The lead author of this study, Deidre McLachlan kindly provides a brief audio description of this paper.

During our discussion Deidre mentioned some related work that links blue-light signaling and starch degradation during stomatal opening that was included in a recent ARR.


Kirchhelle C, Chow CM, Foucart C, Neto H, Stierhof YD, Kalde M, Walton C, Fricker M, Smith RS, Jérusalem A, Irani N, Moore I (2016) The Specification of Geometric Edges by a Plant Rab GTPase Is an Essential Cell-Patterning Principle During Organogenesis in Arabidopsis. Developmental Cell 36(4):386-400 Open Access
Ian Moore (Oxford) is the corresponding author on this UK-German collaboration that investigates the role of a Rab GTPase in pattern formation during organogenesis. It is known that the endomembrane system controls the asymmetric distribution of cargoes to different ‘geometric edges’ of a plant cell, establishing biochemically distinct domains that are important for anisotropic growth. This study identifies a new type of membrane vesicle that accumulates specifically along geometric edges and that contains the RAB-A5c protein which, when inhibited, distorts the geometry of cells in subsequently formed lateral organs (in this case, lateral roots). Interestingly this effect is independent of changes to general endomembrane trafficking. The precise mechanism of RAB-A5c activity is unknown but loss of its activity reduces cell wall stiffness at domain-specific locations, therefore perturbing cell growth in those directions. Therefore this study provides interesting insight into fundamental mechanisms that control the growth of cells in a developing organ.
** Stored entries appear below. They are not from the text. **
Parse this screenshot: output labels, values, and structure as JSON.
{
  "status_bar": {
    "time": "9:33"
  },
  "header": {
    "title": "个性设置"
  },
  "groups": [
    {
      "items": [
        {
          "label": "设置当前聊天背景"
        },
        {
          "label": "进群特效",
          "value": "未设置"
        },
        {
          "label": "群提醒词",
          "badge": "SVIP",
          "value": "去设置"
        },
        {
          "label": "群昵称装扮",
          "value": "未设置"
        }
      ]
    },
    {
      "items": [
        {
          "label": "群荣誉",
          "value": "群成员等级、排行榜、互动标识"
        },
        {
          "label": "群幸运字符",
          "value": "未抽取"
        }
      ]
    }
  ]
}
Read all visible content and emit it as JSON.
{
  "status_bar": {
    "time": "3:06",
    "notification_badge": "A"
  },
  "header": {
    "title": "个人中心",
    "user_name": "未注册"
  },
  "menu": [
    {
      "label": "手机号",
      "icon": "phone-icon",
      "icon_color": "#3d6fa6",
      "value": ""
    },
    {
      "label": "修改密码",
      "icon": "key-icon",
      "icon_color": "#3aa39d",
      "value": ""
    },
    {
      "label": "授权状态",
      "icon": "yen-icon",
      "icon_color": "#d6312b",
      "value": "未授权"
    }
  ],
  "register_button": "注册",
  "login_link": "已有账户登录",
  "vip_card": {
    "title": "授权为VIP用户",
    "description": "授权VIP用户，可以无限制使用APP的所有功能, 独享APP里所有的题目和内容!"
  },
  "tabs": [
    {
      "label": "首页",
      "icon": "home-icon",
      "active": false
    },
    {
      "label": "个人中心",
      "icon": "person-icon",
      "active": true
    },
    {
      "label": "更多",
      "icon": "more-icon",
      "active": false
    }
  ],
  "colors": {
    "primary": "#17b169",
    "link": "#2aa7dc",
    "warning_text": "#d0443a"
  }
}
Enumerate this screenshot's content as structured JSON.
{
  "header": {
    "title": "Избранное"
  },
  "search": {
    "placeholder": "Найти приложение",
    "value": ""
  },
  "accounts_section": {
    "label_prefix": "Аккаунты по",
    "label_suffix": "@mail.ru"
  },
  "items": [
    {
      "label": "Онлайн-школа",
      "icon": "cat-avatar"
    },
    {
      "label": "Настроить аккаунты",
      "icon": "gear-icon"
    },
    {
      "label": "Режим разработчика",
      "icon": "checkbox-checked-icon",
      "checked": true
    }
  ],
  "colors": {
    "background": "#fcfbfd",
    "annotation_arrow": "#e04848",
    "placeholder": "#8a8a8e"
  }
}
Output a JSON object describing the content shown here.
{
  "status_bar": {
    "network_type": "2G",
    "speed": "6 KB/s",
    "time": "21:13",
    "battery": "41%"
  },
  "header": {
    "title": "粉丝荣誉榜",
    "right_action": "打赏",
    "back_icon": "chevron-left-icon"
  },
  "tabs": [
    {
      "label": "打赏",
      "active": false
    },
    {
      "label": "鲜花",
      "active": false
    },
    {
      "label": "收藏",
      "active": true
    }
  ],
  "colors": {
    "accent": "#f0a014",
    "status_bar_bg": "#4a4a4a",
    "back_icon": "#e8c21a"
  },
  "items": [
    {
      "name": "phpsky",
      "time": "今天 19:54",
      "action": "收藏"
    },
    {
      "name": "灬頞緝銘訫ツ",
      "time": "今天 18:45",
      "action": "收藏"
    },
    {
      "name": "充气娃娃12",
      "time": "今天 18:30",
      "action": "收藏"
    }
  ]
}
Thatcher LF, Cevik V, Grant M, Zhai B, Jones JD, Manners JM, Kazan K (2016) Characterization of a JAZ7 activation-tagged Arabidopsis mutant with increased susceptibility to the fungal pathogen Fusarium oxysporum J Exp Bot. Open Access

Jonathan Jones (TSL) and Murray Grant (Exeter) are collaborators on this research that investigates the role of jasmonic acid signaling in plant resistance to the fungal pathogen Fusarium oxysporum. In this study they show that the JASMONATE ZIM-domain7 (JAZ7) gene is induced by Fusarium oxysporum and that the jaz7-1D mutant has increased suspectibility to infection. This genotype has constitutive JAZ7 expression and also demonstrates sensitivity to a bacterial pathogen. To cause alterations in gene expression, the JAZ7 protein interacts with a range of transcriptional activators and repressors. The authors postulate that in wildtype plants JAZ7 represses the JA-transcriptional network through its interaction with the co-repressor TOPLESS protein and that in the jaz7-1D plants this response network is hyper-activated leading to an inappropriately high response to pathogen attack.

Yun BW, Skelly MJ, Yin M, Yu M, Mun BG, Lee SU, Hussain A, Spoel SH, Loake GJ (2016) Nitric oxide and S-nitrosoglutathione function additively during plant immunity. New Phytol.

Gary Loake and GARNet Advisory board member Steven Spoel (Edinburgh) are the leaders of this UK-Korean collaboration that studies the role of Nitric Oxide (NO) in the plant defence response. NO often undergoes S-nitrosylation to produce S-nitrosothiol (SNO), which is important for its bioactivity. This reaction involves the S-nitrosoglutathione reductase 1 (GSNOR1) enzyme, which serves to turnover the NO donor, S-nitrosoglutathione (GSNO). In this study the authors investigate mutant plants that accumulate NO and some a reduction in the basal defence response due to a reduction in salicylic acid (SA) signaling. This response was not rescued by the overexpression of GSNOR1 even though this was able to reduce phenotypes resulting from SNO accumulation. Mutant plants that have increased NO accumulation but lower activity of GSNOR1, so therefore an increased ratio of NO:SNO, were more suspectible to growth of bacterial pathogens. The authors conclude that the relationship between NO and GSNO is critically for plant immunity and development.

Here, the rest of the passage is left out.